When Should I File my Chapter 7 Bankruptcy?
Usually, it’s chapter 13 cases that are most time-sensitive, but that doesn’t mean you should carelessly delay the filing of your chapter 7. Here are a few reasons why filing sooner, rather, than later can be a good idea.
- Repossession or foreclosure
While it is true that a chapter 7 filing doesn’t provide a mechanism for curing secured-debt arrears (that’s what chapter 13 cases do), it can delay a repossession or foreclosure by several months. You might not want to stay in your house forever, but you might still need a few extra months to make new living arrangements. In that situation, it is important to file the case prior to expiration of the 10-day upset bid period in a foreclosure, or prior to the car being picked up in a repossession situation.
- Entry of Judgment
In many situations, the entry of a state court judgment will not make any practical difference in your bankruptcy case. Judgment or not, that Capital One debt is getting discharged. But if you own real estate (and especially if you don’t share ownership of that property with a spouse) then that judgment can result in a judgment lien attaching to that property. To be safe (and to clear up any future title issues), it can be a good idea to file the bankruptcy prior to the entry of that judgment.

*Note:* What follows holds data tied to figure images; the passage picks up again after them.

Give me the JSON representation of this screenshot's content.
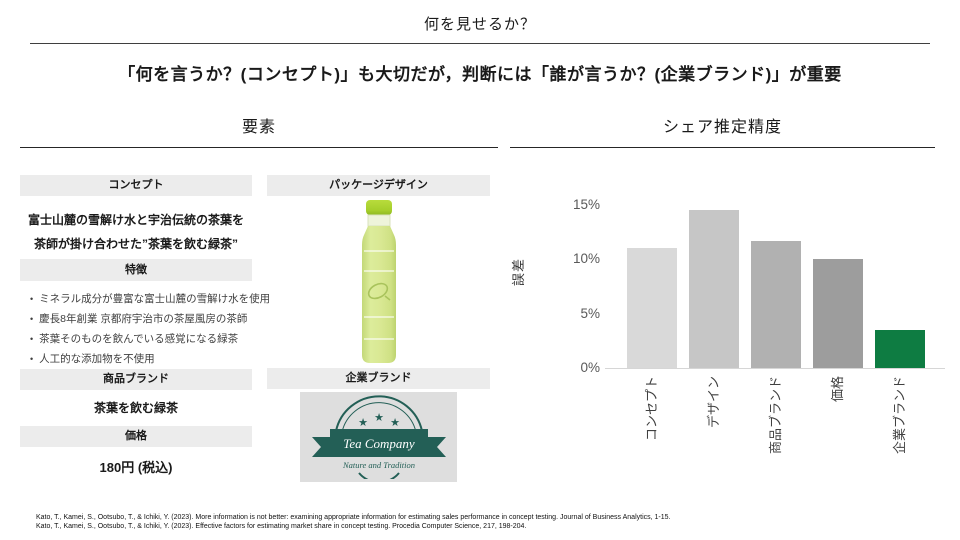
{
  "page": {
    "title": "何を見せるか？",
    "subtitle": "「何を言うか？(コンセプト)」も大切だが，判断には「誰が言うか？(企業ブランド)」が重要"
  },
  "left_section": {
    "heading": "要素",
    "table": {
      "concept_header": "コンセプト",
      "concept_line1": "富士山麓の雪解け水と宇治伝統の茶葉を",
      "concept_line2": "茶師が掛け合わせた”茶葉を飲む緑茶”",
      "features_header": "特徴",
      "features": [
        "ミネラル成分が豊富な富士山麓の雪解け水を使用",
        "慶長8年創業 京都府宇治市の茶屋風房の茶師",
        "茶葉そのものを飲んでいる感覚になる緑茶",
        "人工的な添加物を不使用"
      ],
      "product_brand_header": "商品ブランド",
      "product_brand_value": "茶葉を飲む緑茶",
      "price_header": "価格",
      "price_value": "180円 (税込)"
    },
    "package": {
      "design_header": "パッケージデザイン",
      "corporate_header": "企業ブランド",
      "logo_name": "Tea Company",
      "logo_tagline": "Nature and Tradition",
      "logo_color": "#235f56",
      "bottle_cap_color": "#a5ce2b",
      "bottle_body_color": "#d9e893"
    }
  },
  "right_section": {
    "heading": "シェア推定精度"
  },
  "chart_data": {
    "type": "bar",
    "categories": [
      "コンセプト",
      "デザイン",
      "商品ブランド",
      "価格",
      "企業ブランド"
    ],
    "values": [
      11,
      14.5,
      11.7,
      10,
      3.5
    ],
    "title": "シェア推定精度",
    "xlabel": "",
    "ylabel": "誤差",
    "ylim": [
      0,
      16.5
    ],
    "yticks": [
      15,
      10,
      5,
      0
    ],
    "ytick_labels": [
      "15%",
      "10%",
      "5%",
      "0%"
    ],
    "bar_colors": [
      "#d9d9d9",
      "#c6c6c6",
      "#b1b1b1",
      "#9d9d9d",
      "#0e7c42"
    ],
    "grid": false,
    "legend_position": "none"
  },
  "footer": {
    "citations": [
      "Kato, T., Kamei, S., Ootsubo, T., & Ichiki, Y. (2023). More information is not better: examining appropriate information for estimating sales performance in concept testing. Journal of Business Analytics, 1-15.",
      "Kato, T., Kamei, S., Ootsubo, T., & Ichiki, Y. (2023). Effective factors for estimating market share in concept testing. Procedia Computer Science, 217, 198-204."
    ]
  }
}
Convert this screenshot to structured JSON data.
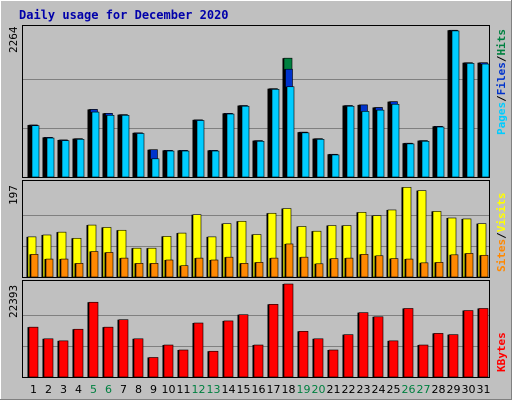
{
  "title": "Daily usage for December 2020",
  "days": [
    "1",
    "2",
    "3",
    "4",
    "5",
    "6",
    "7",
    "8",
    "9",
    "10",
    "11",
    "12",
    "13",
    "14",
    "15",
    "16",
    "17",
    "18",
    "19",
    "20",
    "21",
    "22",
    "23",
    "24",
    "25",
    "26",
    "27",
    "28",
    "29",
    "30",
    "31"
  ],
  "weekend_days": [
    "5",
    "6",
    "12",
    "13",
    "19",
    "20",
    "26",
    "27"
  ],
  "colors": {
    "background": "#c0c0c0",
    "title": "#0000aa",
    "hits": "#008040",
    "files": "#0033cc",
    "pages": "#00ccff",
    "visits": "#ffff00",
    "sites": "#ff8800",
    "kbytes": "#ff0000",
    "weekend_label": "#008040",
    "weekday_label": "#000000"
  },
  "chart_data": [
    {
      "type": "bar",
      "name": "hits-files-pages",
      "categories": [
        "1",
        "2",
        "3",
        "4",
        "5",
        "6",
        "7",
        "8",
        "9",
        "10",
        "11",
        "12",
        "13",
        "14",
        "15",
        "16",
        "17",
        "18",
        "19",
        "20",
        "21",
        "22",
        "23",
        "24",
        "25",
        "26",
        "27",
        "28",
        "29",
        "30",
        "31"
      ],
      "ylim": [
        0,
        2264
      ],
      "ymax_label": "2264",
      "legend": [
        "Pages",
        "Files",
        "Hits"
      ],
      "series": [
        {
          "name": "Hits",
          "values": [
            800,
            610,
            570,
            590,
            1040,
            980,
            960,
            680,
            420,
            410,
            410,
            880,
            410,
            980,
            1100,
            560,
            1360,
            1830,
            690,
            590,
            350,
            1100,
            1110,
            1070,
            1160,
            520,
            560,
            780,
            2260,
            1760,
            1760
          ]
        },
        {
          "name": "Files",
          "values": [
            800,
            610,
            570,
            590,
            1040,
            980,
            960,
            680,
            420,
            410,
            410,
            880,
            410,
            980,
            1100,
            560,
            1360,
            1660,
            690,
            590,
            350,
            1100,
            1110,
            1070,
            1160,
            520,
            560,
            780,
            2260,
            1760,
            1760
          ]
        },
        {
          "name": "Pages",
          "values": [
            790,
            600,
            560,
            580,
            1000,
            950,
            950,
            670,
            280,
            400,
            400,
            870,
            400,
            970,
            1090,
            550,
            1350,
            1390,
            680,
            580,
            340,
            1090,
            1010,
            1030,
            1120,
            510,
            550,
            770,
            2250,
            1750,
            1740
          ]
        }
      ]
    },
    {
      "type": "bar",
      "name": "visits-sites",
      "categories": [
        "1",
        "2",
        "3",
        "4",
        "5",
        "6",
        "7",
        "8",
        "9",
        "10",
        "11",
        "12",
        "13",
        "14",
        "15",
        "16",
        "17",
        "18",
        "19",
        "20",
        "21",
        "22",
        "23",
        "24",
        "25",
        "26",
        "27",
        "28",
        "29",
        "30",
        "31"
      ],
      "ylim": [
        0,
        197
      ],
      "ymax_label": "197",
      "legend": [
        "Sites",
        "Visits"
      ],
      "series": [
        {
          "name": "Visits",
          "values": [
            85,
            89,
            95,
            82,
            110,
            105,
            99,
            61,
            61,
            86,
            93,
            132,
            85,
            113,
            118,
            90,
            135,
            145,
            107,
            97,
            109,
            109,
            137,
            130,
            142,
            190,
            183,
            139,
            125,
            123,
            113
          ]
        },
        {
          "name": "Sites",
          "values": [
            48,
            38,
            38,
            29,
            54,
            52,
            40,
            29,
            29,
            36,
            24,
            40,
            36,
            42,
            29,
            31,
            40,
            70,
            42,
            28,
            39,
            40,
            48,
            45,
            39,
            38,
            30,
            31,
            47,
            50,
            46
          ]
        }
      ]
    },
    {
      "type": "bar",
      "name": "kbytes",
      "categories": [
        "1",
        "2",
        "3",
        "4",
        "5",
        "6",
        "7",
        "8",
        "9",
        "10",
        "11",
        "12",
        "13",
        "14",
        "15",
        "16",
        "17",
        "18",
        "19",
        "20",
        "21",
        "22",
        "23",
        "24",
        "25",
        "26",
        "27",
        "28",
        "29",
        "30",
        "31"
      ],
      "ylim": [
        0,
        22393
      ],
      "ymax_label": "22393",
      "legend": [
        "KBytes"
      ],
      "series": [
        {
          "name": "KBytes",
          "values": [
            12000,
            9200,
            8700,
            11500,
            18000,
            12000,
            13800,
            9200,
            4700,
            7700,
            6500,
            13000,
            6200,
            13500,
            15000,
            7700,
            17500,
            22393,
            11000,
            9200,
            6500,
            10200,
            15500,
            14500,
            8700,
            16500,
            7700,
            10500,
            10200,
            16000,
            16500
          ]
        }
      ]
    }
  ]
}
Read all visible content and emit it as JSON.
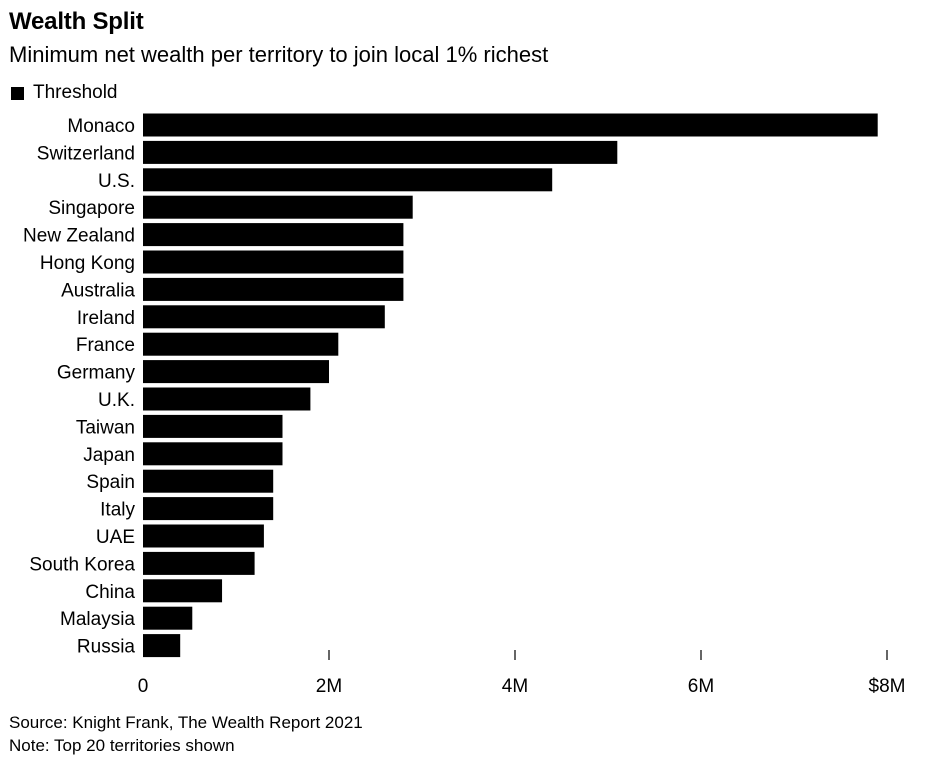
{
  "header": {
    "title": "Wealth Split",
    "subtitle": "Minimum net wealth per territory to join local 1% richest"
  },
  "footer": {
    "source": "Source: Knight Frank, The Wealth Report 2021",
    "note": "Note: Top 20 territories shown"
  },
  "colors": {
    "bar": "#000000",
    "axis": "#000000",
    "background": "#ffffff"
  },
  "chart_data": {
    "type": "bar",
    "orientation": "horizontal",
    "title": "Wealth Split",
    "subtitle": "Minimum net wealth per territory to join local 1% richest",
    "xlabel": "",
    "ylabel": "",
    "legend": {
      "entries": [
        "Threshold"
      ],
      "placement": "top-left"
    },
    "categories": [
      "Monaco",
      "Switzerland",
      "U.S.",
      "Singapore",
      "New Zealand",
      "Hong Kong",
      "Australia",
      "Ireland",
      "France",
      "Germany",
      "U.K.",
      "Taiwan",
      "Japan",
      "Spain",
      "Italy",
      "UAE",
      "South Korea",
      "China",
      "Malaysia",
      "Russia"
    ],
    "series": [
      {
        "name": "Threshold",
        "values": [
          7.9,
          5.1,
          4.4,
          2.9,
          2.8,
          2.8,
          2.8,
          2.6,
          2.1,
          2.0,
          1.8,
          1.5,
          1.5,
          1.4,
          1.4,
          1.3,
          1.2,
          0.85,
          0.53,
          0.4
        ]
      }
    ],
    "xlim": [
      0,
      8
    ],
    "xticks": [
      {
        "value": 0,
        "label": "0"
      },
      {
        "value": 2,
        "label": "2M"
      },
      {
        "value": 4,
        "label": "4M"
      },
      {
        "value": 6,
        "label": "6M"
      },
      {
        "value": 8,
        "label": "$8M"
      }
    ],
    "grid": false
  }
}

- Expected Inheritance or life insurance proceeds
If you become entitled to receive an inheritance or life insurance proceeds within 180 days of filing a chapter 7 case, then that money will go to pay your debts. While predicting an elderly or ill family member’s life expectancy is both emotionally and practically difficult, it is worth considering. If you’re rich great-aunt is a healthy ninety years old, go ahead and file your case now, not when she’s in hospice care.
- Changes in Income
The income-eligibility component of chapter 7 cases involves the analysis of your last six months of income, meaning that fluctuations in your income over those six months are blended together. If you just got a big raise, file now, not in four, five, or six months when the six-month income average may be too great to qualify for chapter 7.